Since MLB went to a 162-game schedule in 1962, only three teams have finished with a winning percentage over .700: The aforementioned Mariners (.716), the 1998 New York Yankees (114-48; .704) and the 2020 Dodgers , who were 43-17 for a .717 winning percentage in the pandemic-shortened season that ended with their World Series championship.
Because of inconsistent record-keeping, it’s unclear how many — if any — Negro League teams won at a comparable clip. For the Dodgers, however, numbers took a backseat to uplifting anecdotes and accomplishments relayed by Kendrick during the museum tour.
“These players knew full well they were talented enough to play in the major leagues, but they weren’t allowed,” Kendrick told the Dodgers contingent. “By the time you bear witness to everything they had to endure, you will understand.”
For Kirsten Watson, a Black Dodgers’ SportsNet LA reporter and studio host, the museum visit confirmed a story passed down in her family, that her great-great-grandfather Frank Miller played on the first all-Black professional baseball team. there it was a team photo of the Cuban Giants from 1885, and there was Miller, his name stitched across his jersey. Watson yelped in delight and got a high-five from Roberts.
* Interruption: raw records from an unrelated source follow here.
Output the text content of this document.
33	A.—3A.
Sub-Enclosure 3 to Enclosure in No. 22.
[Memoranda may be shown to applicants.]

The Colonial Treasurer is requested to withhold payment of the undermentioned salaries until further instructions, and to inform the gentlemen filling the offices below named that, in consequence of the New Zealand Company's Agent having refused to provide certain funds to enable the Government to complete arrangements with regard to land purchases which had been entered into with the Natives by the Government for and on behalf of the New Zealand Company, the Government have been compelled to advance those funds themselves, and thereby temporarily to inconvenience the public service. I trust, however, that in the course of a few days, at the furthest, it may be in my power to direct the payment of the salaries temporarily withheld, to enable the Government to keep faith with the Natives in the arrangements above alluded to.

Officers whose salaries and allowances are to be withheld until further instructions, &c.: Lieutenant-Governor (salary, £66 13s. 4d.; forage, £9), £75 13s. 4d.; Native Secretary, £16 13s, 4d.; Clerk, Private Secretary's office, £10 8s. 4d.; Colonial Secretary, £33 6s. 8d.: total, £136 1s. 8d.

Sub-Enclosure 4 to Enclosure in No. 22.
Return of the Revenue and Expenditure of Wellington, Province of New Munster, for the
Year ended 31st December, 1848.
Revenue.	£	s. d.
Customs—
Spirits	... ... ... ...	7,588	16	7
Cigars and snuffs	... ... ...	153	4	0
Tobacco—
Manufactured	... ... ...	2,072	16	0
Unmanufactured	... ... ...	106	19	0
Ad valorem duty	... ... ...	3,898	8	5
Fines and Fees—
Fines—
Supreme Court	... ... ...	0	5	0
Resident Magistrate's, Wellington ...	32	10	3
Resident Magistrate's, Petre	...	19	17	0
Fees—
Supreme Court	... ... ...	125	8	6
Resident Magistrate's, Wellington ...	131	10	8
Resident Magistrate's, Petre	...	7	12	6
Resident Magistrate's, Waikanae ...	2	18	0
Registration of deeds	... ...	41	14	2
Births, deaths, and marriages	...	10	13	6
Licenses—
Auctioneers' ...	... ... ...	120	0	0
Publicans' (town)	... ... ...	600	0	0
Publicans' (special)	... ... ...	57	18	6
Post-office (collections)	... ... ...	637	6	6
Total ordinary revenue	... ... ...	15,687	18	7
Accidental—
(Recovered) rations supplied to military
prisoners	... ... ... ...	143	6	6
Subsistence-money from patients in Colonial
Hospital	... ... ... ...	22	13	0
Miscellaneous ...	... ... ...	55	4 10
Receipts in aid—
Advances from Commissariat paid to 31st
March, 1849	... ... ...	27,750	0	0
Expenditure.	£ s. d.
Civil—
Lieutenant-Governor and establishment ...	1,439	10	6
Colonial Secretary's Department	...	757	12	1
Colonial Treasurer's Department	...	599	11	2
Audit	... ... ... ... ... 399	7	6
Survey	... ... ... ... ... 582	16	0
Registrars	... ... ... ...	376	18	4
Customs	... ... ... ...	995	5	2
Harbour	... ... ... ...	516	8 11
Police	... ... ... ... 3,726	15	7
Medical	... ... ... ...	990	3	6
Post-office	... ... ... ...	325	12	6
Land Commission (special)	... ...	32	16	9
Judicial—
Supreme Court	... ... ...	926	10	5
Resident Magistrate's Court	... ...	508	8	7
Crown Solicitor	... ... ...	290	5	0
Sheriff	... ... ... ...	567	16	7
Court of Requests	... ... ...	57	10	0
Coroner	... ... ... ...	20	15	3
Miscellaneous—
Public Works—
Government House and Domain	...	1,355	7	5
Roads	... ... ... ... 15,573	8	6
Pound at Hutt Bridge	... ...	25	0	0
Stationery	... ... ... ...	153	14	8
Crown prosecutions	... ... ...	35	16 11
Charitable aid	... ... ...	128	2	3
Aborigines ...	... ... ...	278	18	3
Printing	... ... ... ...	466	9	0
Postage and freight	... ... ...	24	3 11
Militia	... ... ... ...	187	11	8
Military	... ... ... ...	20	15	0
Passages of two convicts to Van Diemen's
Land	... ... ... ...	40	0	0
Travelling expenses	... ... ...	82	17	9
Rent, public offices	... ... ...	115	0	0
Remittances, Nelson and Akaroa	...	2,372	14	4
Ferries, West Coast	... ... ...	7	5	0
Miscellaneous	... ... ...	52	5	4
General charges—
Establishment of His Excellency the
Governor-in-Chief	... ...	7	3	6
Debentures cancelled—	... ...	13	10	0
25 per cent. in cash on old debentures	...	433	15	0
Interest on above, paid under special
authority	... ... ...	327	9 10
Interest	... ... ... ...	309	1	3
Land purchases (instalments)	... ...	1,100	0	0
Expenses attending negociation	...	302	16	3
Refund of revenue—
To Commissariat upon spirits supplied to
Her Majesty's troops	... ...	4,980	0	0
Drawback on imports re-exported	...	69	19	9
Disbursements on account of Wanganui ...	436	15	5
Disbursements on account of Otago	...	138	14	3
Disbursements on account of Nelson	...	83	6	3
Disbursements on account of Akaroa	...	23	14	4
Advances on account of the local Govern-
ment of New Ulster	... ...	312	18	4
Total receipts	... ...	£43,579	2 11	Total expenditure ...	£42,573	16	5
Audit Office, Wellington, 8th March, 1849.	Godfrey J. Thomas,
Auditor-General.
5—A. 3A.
A description next to the photo clarified that the term “Cuban” was meant to fool whites into believing they were Latin American players, reducing the chances of the team being persecuted. The team was formed in Philadelphia and hired to play as summer entertainment for guests at the Argyle Hotel in Long Island.
For Dodgers reliever Alex Vesia, the experience was enthralling. “My favorite players growing up were David Price, CC Sabathia, guys that have impacted my life significantly. To learn about these Black players they looked up to, that’s important to me.”
For Price, a veteran Black pitcher who first visited the museum while playing for Team USA in 2005 and has returned many times since, it was gratifying to witness teammates take to heart the travails Black players endured not so long ago.
“That’s why we go and why we come back, to expand our minds and learn about the past of what the Negro League guys went through,” he said.
And for Roberts, a history major at UCLA who is of Black and Japanese descent and the first minority to manage the Dodgers, most impressive was “the spirit of the Negro Leagues.”
“In talking to Buck O’Neil and Hank Aaron, it’s clear there wasn’t animosity,” Roberts said. “When you think of segregation, you think of anger and animosity, and these players endured that turmoil, the racism, the segregation, but they didn’t let it deter their joy of performing the game they love.”
The popular Field of Dreams game in Iowa won’t take place next season because the stadium will be under construction. There is talk of replacing it with a nod to the Negro Leagues, perhaps a game held in Birmingham or Mobile, Ala. Roberts is all for it.
“We can’t push this game forward and sustain it with real substance if we can’t appreciate the history of the game,” he said. “Talking about the Field of Dreams, the Negro Leagues and talking about Jackie Robinson and Buck O’Neill, it’s important that we continue to do that.”